Sunday, January 01, 2006

we're all going on our summer holidays....

...sun and laughter for a week or two' ok, that's enough of that, Cliff that is, not the summer holidays!

Tomorrow morning I leave GFH in the capable hands of various relievers and head down to South Island, first stop Blenheim to visit my Mum's cousin, then Christchurch to hopefully see one of my Dad's (2nd) cousins and get my lift to Summer Gathering - an all age Quaker event for 8 days, this time in Ranfurly so I'll get to see some of Central Otago.

At least this year we don't get the incredulous looks Ngaruawahia produced when you said where you were going for your holidays (where it was held last year - it's near Hamilton and well at first I thought it was a bit mean to name a place after Hamilton - then I went there). Altho' next year it is being held up the Hutt Valley at Silverstream, a location more commonly known for being where the civic dump is, altho' there is also a Railway Museum there with steam trains (no prizes for guessing which outing I'll be picking. One childhood fascination I have never quite grown out of), and it is on the edge of the Rimutaka range with some great picnic options. However the joys of that are still way off (thankfully as somehow I seem to be on the organising committee for it... shock horror, now there's a novelty) and this year I get to enjoy SG with 'just' a WGYF session to do with Fran, Jonathan and Charlotte and help out with the JYFs (13-15 yr olds). You know one day I'll get to go to an event again purely as a participant... one day, maybes.

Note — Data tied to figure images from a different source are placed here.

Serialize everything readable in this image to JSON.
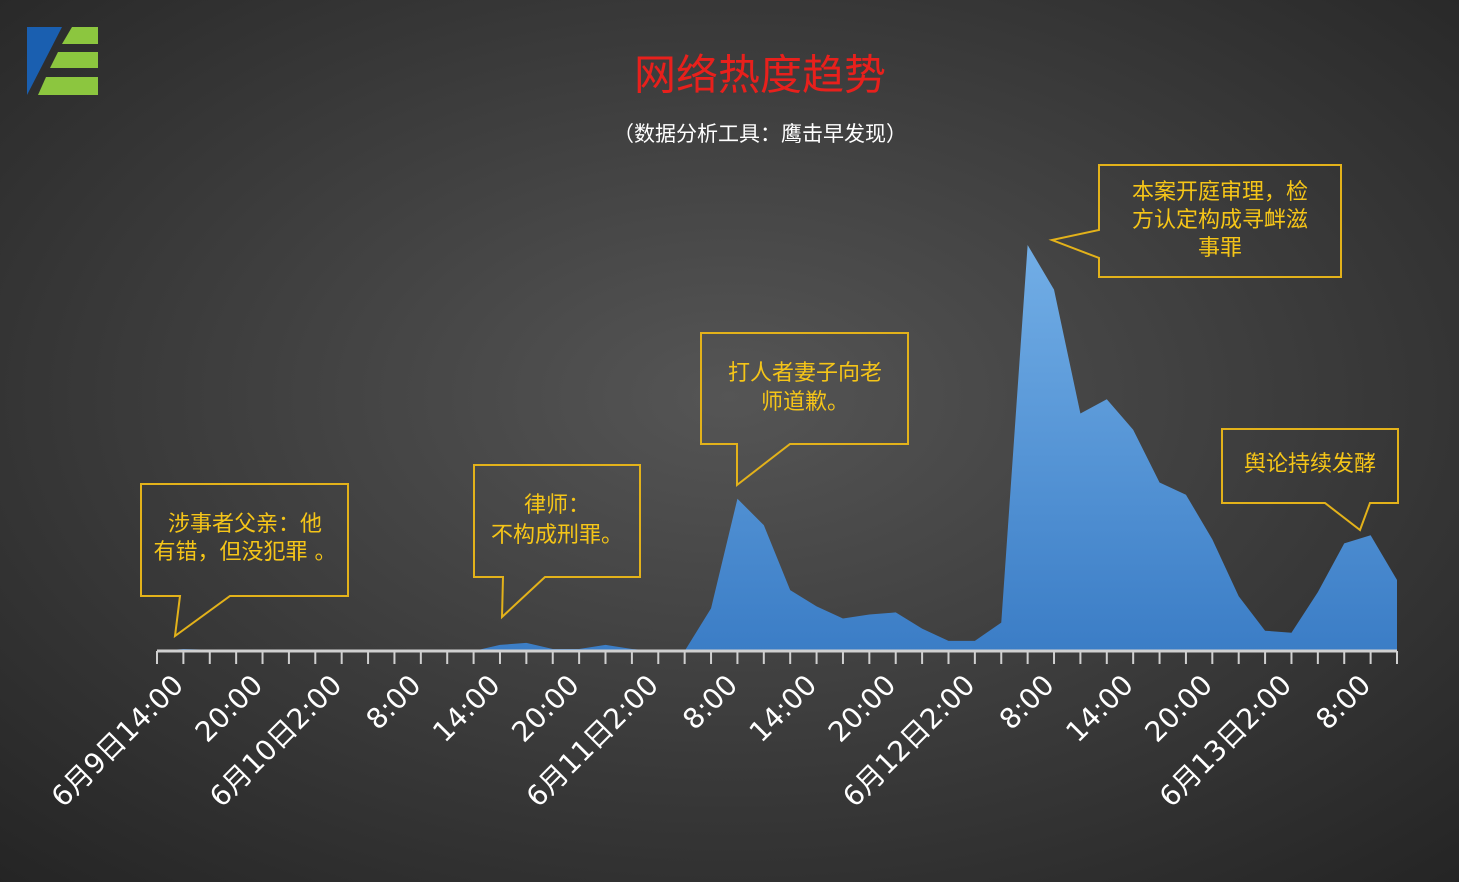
{
  "chart_data": {
    "type": "area",
    "title": "网络热度趋势",
    "subtitle": "（数据分析工具：鹰击早发现）",
    "categories": [
      null,
      "6月9日14:00",
      null,
      null,
      "20:00",
      null,
      null,
      "6月10日2:00",
      null,
      null,
      "8:00",
      null,
      null,
      "14:00",
      null,
      null,
      "20:00",
      null,
      null,
      "6月11日2:00",
      null,
      null,
      "8:00",
      null,
      null,
      "14:00",
      null,
      null,
      "20:00",
      null,
      null,
      "6月12日2:00",
      null,
      null,
      "8:00",
      null,
      null,
      "14:00",
      null,
      null,
      "20:00",
      null,
      null,
      "6月13日2:00",
      null,
      null,
      "8:00",
      null
    ],
    "values": [
      0,
      0.5,
      0.3,
      0,
      0,
      0,
      0,
      0,
      0,
      0,
      0,
      0,
      0,
      1.5,
      2,
      0.5,
      0.5,
      1.5,
      0.5,
      0,
      0,
      10.5,
      37.5,
      31,
      15,
      11,
      8,
      9,
      9.5,
      5.5,
      2.5,
      2.5,
      7,
      100,
      89,
      58.5,
      62,
      54.5,
      41.5,
      38.5,
      27.5,
      13.5,
      5,
      4.5,
      14.5,
      26.5,
      28.5,
      17.5
    ],
    "color": "#4a8fd8",
    "ylim": [
      0,
      100
    ],
    "annotations": [
      {
        "text": [
          "涉事者父亲：他",
          "有错，但没犯罪 。"
        ]
      },
      {
        "text": [
          "律师：",
          "不构成刑罪。"
        ]
      },
      {
        "text": [
          "打人者妻子向老",
          "师道歉。"
        ]
      },
      {
        "text": [
          "本案开庭审理，检",
          "方认定构成寻衅滋",
          "事罪"
        ]
      },
      {
        "text": [
          "舆论持续发酵"
        ]
      }
    ]
  }
}
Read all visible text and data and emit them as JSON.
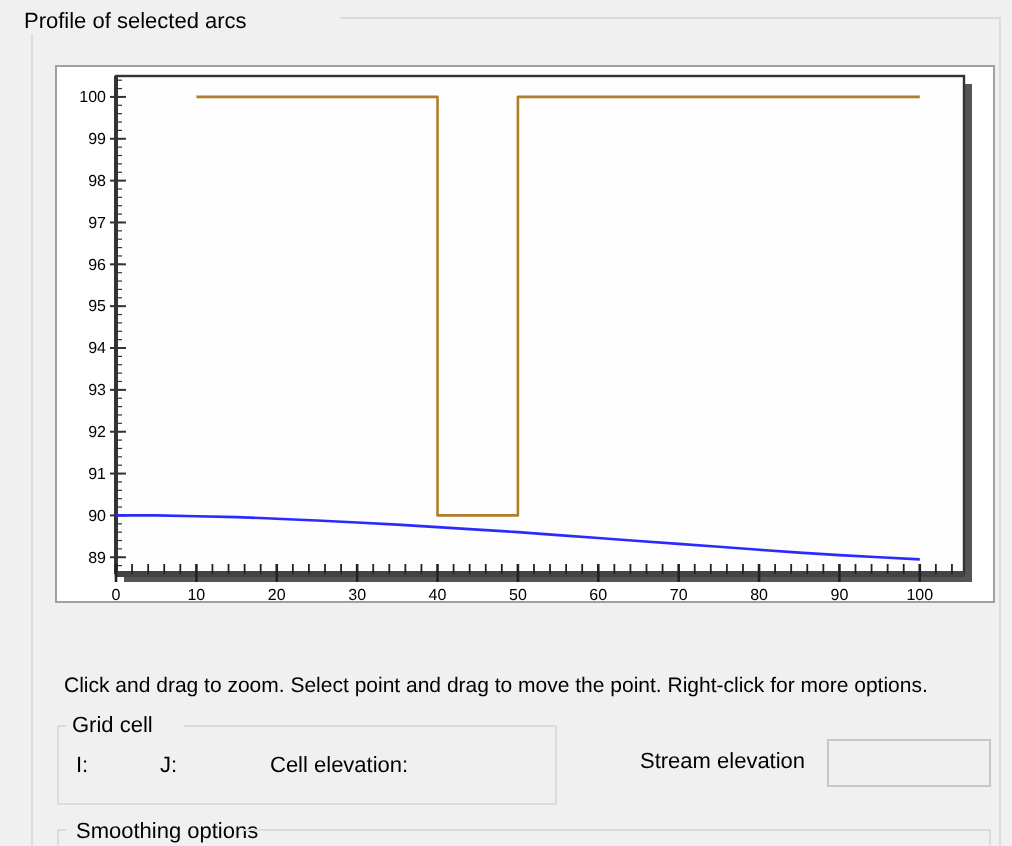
{
  "chart_data": {
    "type": "line",
    "title": "Profile of selected arcs",
    "xlim": [
      0,
      105.5
    ],
    "ylim": [
      88.6,
      100.5
    ],
    "xticks": [
      0,
      {
        "value": 2,
        "label": null
      },
      {
        "value": 4,
        "label": null
      },
      {
        "value": 6,
        "label": null
      },
      {
        "value": 8,
        "label": null
      },
      10,
      {
        "value": 12,
        "label": null
      },
      {
        "value": 14,
        "label": null
      },
      {
        "value": 16,
        "label": null
      },
      {
        "value": 18,
        "label": null
      },
      20,
      {
        "value": 22,
        "label": null
      },
      {
        "value": 24,
        "label": null
      },
      {
        "value": 26,
        "label": null
      },
      {
        "value": 28,
        "label": null
      },
      30,
      {
        "value": 32,
        "label": null
      },
      {
        "value": 34,
        "label": null
      },
      {
        "value": 36,
        "label": null
      },
      {
        "value": 38,
        "label": null
      },
      40,
      {
        "value": 42,
        "label": null
      },
      {
        "value": 44,
        "label": null
      },
      {
        "value": 46,
        "label": null
      },
      {
        "value": 48,
        "label": null
      },
      50,
      {
        "value": 52,
        "label": null
      },
      {
        "value": 54,
        "label": null
      },
      {
        "value": 56,
        "label": null
      },
      {
        "value": 58,
        "label": null
      },
      60,
      {
        "value": 62,
        "label": null
      },
      {
        "value": 64,
        "label": null
      },
      {
        "value": 66,
        "label": null
      },
      {
        "value": 68,
        "label": null
      },
      70,
      {
        "value": 72,
        "label": null
      },
      {
        "value": 74,
        "label": null
      },
      {
        "value": 76,
        "label": null
      },
      {
        "value": 78,
        "label": null
      },
      80,
      {
        "value": 82,
        "label": null
      },
      {
        "value": 84,
        "label": null
      },
      {
        "value": 86,
        "label": null
      },
      {
        "value": 88,
        "label": null
      },
      90,
      {
        "value": 92,
        "label": null
      },
      {
        "value": 94,
        "label": null
      },
      {
        "value": 96,
        "label": null
      },
      {
        "value": 98,
        "label": null
      },
      100,
      {
        "value": 102,
        "label": null
      },
      {
        "value": 104,
        "label": null
      }
    ],
    "yticks": [
      89,
      90,
      91,
      92,
      93,
      94,
      95,
      96,
      97,
      98,
      99,
      100
    ],
    "grid": false,
    "marker": "none",
    "line_style": "solid",
    "series": [
      {
        "color": "#b07d2a",
        "x": [
          10,
          20,
          30,
          40,
          40,
          50,
          50,
          60,
          70,
          80,
          90,
          100
        ],
        "values": [
          100,
          100,
          100,
          100,
          90,
          90,
          100,
          100,
          100,
          100,
          100,
          100
        ]
      },
      {
        "color": "#2a2aff",
        "x": [
          0,
          5,
          10,
          15,
          20,
          25,
          30,
          35,
          40,
          45,
          50,
          55,
          60,
          65,
          70,
          75,
          80,
          85,
          90,
          95,
          100
        ],
        "values": [
          90,
          90,
          89.98,
          89.96,
          89.92,
          89.88,
          89.83,
          89.78,
          89.72,
          89.66,
          89.6,
          89.53,
          89.46,
          89.39,
          89.32,
          89.25,
          89.18,
          89.11,
          89.05,
          89.0,
          88.95
        ]
      }
    ],
    "annotations": [
      "Click and drag to zoom.  Select point and drag to move the point.  Right-click for more options.",
      "Grid cell",
      "I:",
      "J:",
      "Cell elevation:",
      "Stream elevation",
      "Smoothing options"
    ]
  }
}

So, it means I'll be out of internet range for a couple of weeks and thus not blogging, emailing, skypeing, messaging or whatever. So much for any bright ideas about New Years resolutions to stay in touch better - dashed before they are started. Not much new there then =)

So Happy New Year to you all - have a good one, and I'll catch up with you again in a fortnight (er, that's 2 weeks time for you N. Americans!)